5. Alternate Pattern / Imperative Style

The code above is not that easy to read, nor easy to understand! It can be confusing for a developer that - if the "Selector Lambda Expression" is missing - the "Selector Lambda Expression" is equated with the "Next Lambda Expression". The next code example is the projection of a PowerQuery loop using "List.Generate" without the fourth argument. You can see that the automatic behavior causes the loop variable to be included in the result:
  • For ( int i = 0; i <= 5; i++ ) {
  • Int[] result = {};
  • result += i;
  • }
Using the "Selector Lambda Expression" the code can be rewritten into a more imperative pattern. This makes the code easier to understand:
Figure 11 - Alternate pattern / imperative style.

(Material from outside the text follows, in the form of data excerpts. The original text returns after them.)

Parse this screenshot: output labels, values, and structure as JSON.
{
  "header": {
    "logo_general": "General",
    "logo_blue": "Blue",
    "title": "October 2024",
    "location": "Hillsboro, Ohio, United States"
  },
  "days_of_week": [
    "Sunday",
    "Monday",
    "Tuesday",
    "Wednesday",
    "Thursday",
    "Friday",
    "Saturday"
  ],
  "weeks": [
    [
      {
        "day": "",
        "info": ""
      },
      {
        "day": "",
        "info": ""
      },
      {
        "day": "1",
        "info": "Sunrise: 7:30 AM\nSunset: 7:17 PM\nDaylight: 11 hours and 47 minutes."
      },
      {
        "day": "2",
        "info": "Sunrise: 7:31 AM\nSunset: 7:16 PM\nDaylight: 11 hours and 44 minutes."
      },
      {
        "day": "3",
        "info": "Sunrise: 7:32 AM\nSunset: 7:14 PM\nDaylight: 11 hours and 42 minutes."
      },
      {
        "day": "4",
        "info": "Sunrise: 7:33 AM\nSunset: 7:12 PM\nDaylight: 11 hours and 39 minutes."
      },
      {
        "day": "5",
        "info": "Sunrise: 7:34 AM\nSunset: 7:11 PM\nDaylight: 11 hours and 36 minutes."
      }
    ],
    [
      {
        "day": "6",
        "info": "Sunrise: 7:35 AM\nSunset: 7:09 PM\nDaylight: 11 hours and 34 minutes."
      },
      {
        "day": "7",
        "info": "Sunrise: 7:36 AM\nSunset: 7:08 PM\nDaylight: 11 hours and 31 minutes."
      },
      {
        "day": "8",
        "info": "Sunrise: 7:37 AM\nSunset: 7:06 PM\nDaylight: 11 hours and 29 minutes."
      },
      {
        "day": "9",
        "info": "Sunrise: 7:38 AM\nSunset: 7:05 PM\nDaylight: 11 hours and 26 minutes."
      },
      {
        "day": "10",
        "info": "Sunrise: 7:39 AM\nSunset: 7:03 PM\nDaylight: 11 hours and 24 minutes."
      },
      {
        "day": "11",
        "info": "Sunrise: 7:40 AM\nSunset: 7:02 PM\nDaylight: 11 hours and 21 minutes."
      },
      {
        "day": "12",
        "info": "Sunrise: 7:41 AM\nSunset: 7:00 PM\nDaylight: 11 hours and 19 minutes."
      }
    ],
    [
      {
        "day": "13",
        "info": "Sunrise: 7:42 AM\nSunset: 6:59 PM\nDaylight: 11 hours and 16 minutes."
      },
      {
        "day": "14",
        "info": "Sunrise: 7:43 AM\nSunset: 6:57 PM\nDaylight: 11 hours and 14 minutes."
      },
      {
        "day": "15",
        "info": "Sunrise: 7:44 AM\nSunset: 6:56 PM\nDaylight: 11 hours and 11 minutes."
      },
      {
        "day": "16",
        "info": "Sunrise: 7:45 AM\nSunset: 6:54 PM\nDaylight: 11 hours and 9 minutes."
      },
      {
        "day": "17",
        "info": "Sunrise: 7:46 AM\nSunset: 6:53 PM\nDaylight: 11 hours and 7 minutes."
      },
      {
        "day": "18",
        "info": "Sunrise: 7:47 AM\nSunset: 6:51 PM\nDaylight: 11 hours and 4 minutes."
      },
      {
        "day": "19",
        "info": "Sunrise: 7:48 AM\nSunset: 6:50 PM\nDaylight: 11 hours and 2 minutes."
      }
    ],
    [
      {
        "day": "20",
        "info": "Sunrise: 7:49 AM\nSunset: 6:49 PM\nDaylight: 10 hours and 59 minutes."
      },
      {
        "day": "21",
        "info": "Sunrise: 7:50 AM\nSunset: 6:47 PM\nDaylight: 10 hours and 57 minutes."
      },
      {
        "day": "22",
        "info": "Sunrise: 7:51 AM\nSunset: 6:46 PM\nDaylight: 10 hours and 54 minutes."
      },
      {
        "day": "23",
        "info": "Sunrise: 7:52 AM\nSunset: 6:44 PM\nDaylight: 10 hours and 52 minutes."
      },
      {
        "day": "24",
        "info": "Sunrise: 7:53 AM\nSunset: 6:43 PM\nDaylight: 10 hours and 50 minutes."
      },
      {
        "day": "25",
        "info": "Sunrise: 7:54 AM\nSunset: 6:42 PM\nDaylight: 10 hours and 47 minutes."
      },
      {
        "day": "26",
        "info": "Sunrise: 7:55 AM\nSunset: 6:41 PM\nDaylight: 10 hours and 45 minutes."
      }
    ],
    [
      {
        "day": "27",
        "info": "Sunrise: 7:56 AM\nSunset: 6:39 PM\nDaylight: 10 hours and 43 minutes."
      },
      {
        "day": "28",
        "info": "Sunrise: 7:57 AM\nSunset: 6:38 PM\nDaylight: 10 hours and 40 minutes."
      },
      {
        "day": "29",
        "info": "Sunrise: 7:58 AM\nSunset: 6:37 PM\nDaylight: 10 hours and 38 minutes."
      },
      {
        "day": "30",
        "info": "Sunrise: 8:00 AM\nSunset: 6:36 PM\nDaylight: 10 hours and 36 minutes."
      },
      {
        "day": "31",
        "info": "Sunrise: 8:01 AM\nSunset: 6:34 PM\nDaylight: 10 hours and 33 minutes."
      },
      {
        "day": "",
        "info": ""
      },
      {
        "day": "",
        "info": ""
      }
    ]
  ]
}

Figure 11 - Alternate pattern / imperative style.
Figure 12 - Alternate pattern / imperative style. Result.
Figure 12 - Alternate pattern / imperative style. Result.
After the rewrite, the difference between loop control elements and the loop block becomes clearer. The first three lambda expressions take care of loop initialization, loop counter and loop counter increment. The fourth lambda expression uses the loop counter to parameterize the result expression. In contrast to the original pattern, the developer does not have to understand the "record" variable, the content of which is passed back and forth.
PLease also note that now that the "Selector Lambda Expression" is present, the "Initial Lambda Expression" does NOT (!) return the first element for the Result Set, but the "Selector Lambda Expression" does!